Insulin is secreted by pancreatic $\beta$-cells that are electrically coupled into micro-organs called islets of Langerhans. The secretion is due to the influx of Ca²⁺ ions that accompany electrical impulses, which are clustered into bursts. So-called “medium bursting” occurs in many $\beta$-cells in intact islets, while in other islets the $\beta$-cells exhibit “slow bursting”, with a much longer period. Each burst brings in Ca²⁺ that, through exocytosis, results in insulin secretion. When isolated from an islet, $\beta$-cells behave very differently. The electrical activity is much noisier, and consists primarily of trains of irregularly-timed spikes, or fast or slow bursting. Medium bursting, so often seen in intact islets, is rarely if ever observed. In this study, we examine what the isolated cell behavior can tell us about the mechanism for bursting in intact islets. A previous mathematical study concluded that the slow bursting observed in isolated $\beta$-cells, and therefore most likely in islets, must be due to intrinsic glycolytic oscillations, since this mechanism for bursting is robust to noise. It was demonstrated that an alternate mechanism, phantom bursting, was very sensitive to noise, and therefore could not account for the slow bursting in single cells.
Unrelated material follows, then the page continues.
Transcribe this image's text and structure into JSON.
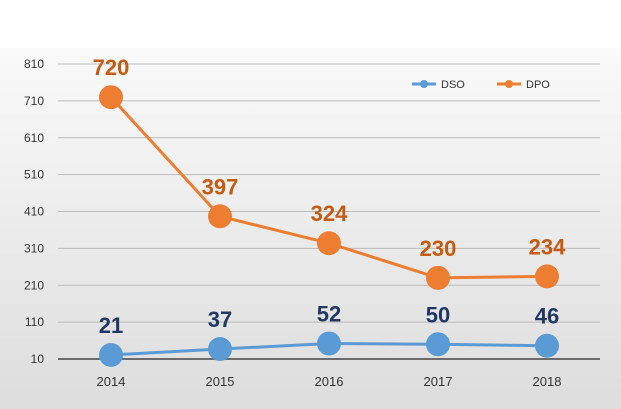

We re-examine these conclusions, motivated by recent experimental and mathematical modeling evidence that slow bursting in intact islets is, at least in many cases, driven by the phantom bursting mechanism and not endogenous glycolytic oscillations. We employ two phantom bursting models, one minimal and the other more biophysical, to determine the sensitivity of medium and slow bursting to electrical current noise. In the minimal model, both forms of bursting are highly sensitive to noise. In the biophysical model, while medium bursting is sensitive to noise, slow bursting is much less sensitive. This suggests that the slow bursting seen in isolated $\beta$-cells may be due to a phantom bursting mechanism, and by extension, slow bursting in intact islets may also be driven by this mechanism.
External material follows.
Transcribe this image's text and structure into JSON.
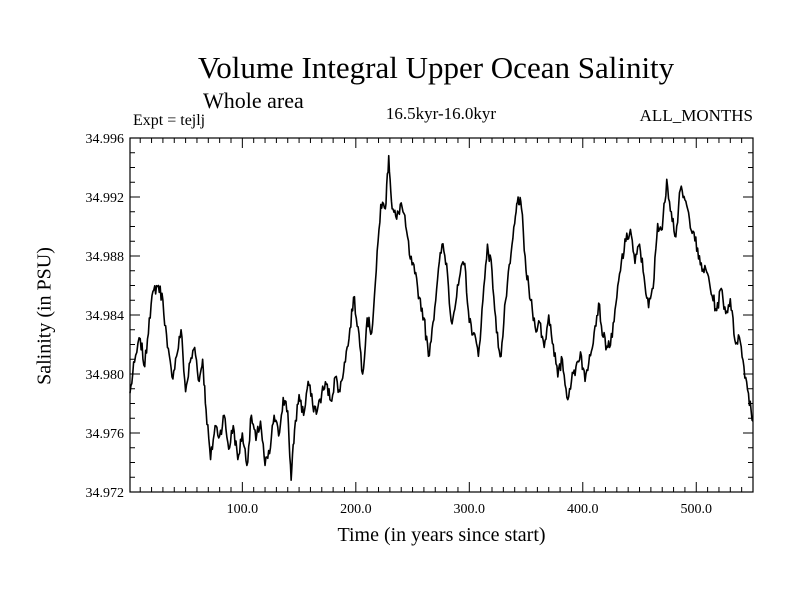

胰岛素是胰腺分泌的 $\beta$电耦合到称为朗格罕岛的微器官的微细胞。分泌是由于 伴随电脉冲聚集的Ca ²⁺离子大量涌入。所谓的“中等爆发”$\beta$-完整胰岛中的细胞，而在其他胰岛中 $\beta$-细胞表现出“缓慢爆发”，并且具有更长的时间。每次爆发都会引起Ca ²⁺，通过胞吐作用会导致胰岛素分泌。与小岛隔离后，$\beta$-单元的行为非常不同。电活动噪声较大，并且主要由定时不定时的尖峰或快速或慢速脉冲串组成。在完整的胰岛中经常见到的中等爆裂，很少观察到。在这项研究中，我们研究了孤立的细胞行为可以告诉我们完整胰岛破裂的机制的原因。先前的数学研究得出结论，在孤立的情况下观察到缓慢的爆发$\beta$-细胞，因此最有可能出现在胰岛中，必须归因于内在的糖酵解振荡，因为这种爆发机制对噪声具有鲁棒性。已证明，幻像爆发的另一种机制对噪声非常敏感，因此无法解释单个细胞中的缓慢爆发。我们根据最近的实验和数学建模证据重新检验这些结论，即至少在许多情况下，完整胰岛的缓慢爆发是由幻像爆发机制而非内源性糖酵解振荡驱动的。我们采用两种幻像爆发模型，一种是最小的，另一种是生物物理的，以确定中等和缓慢爆发对电流噪声的敏感性。在最小模型中，两种形式的猝发对噪声都非常敏感。在生物物理模型中 中等爆发对噪声敏感，而慢爆发对敏感度低得多。这表明在孤立的环境中看到的缓慢爆发$\beta$-细胞可能归因于幻影爆发机制，并且通过扩展，完整胰岛中的缓慢爆发也可以由该机制驱动。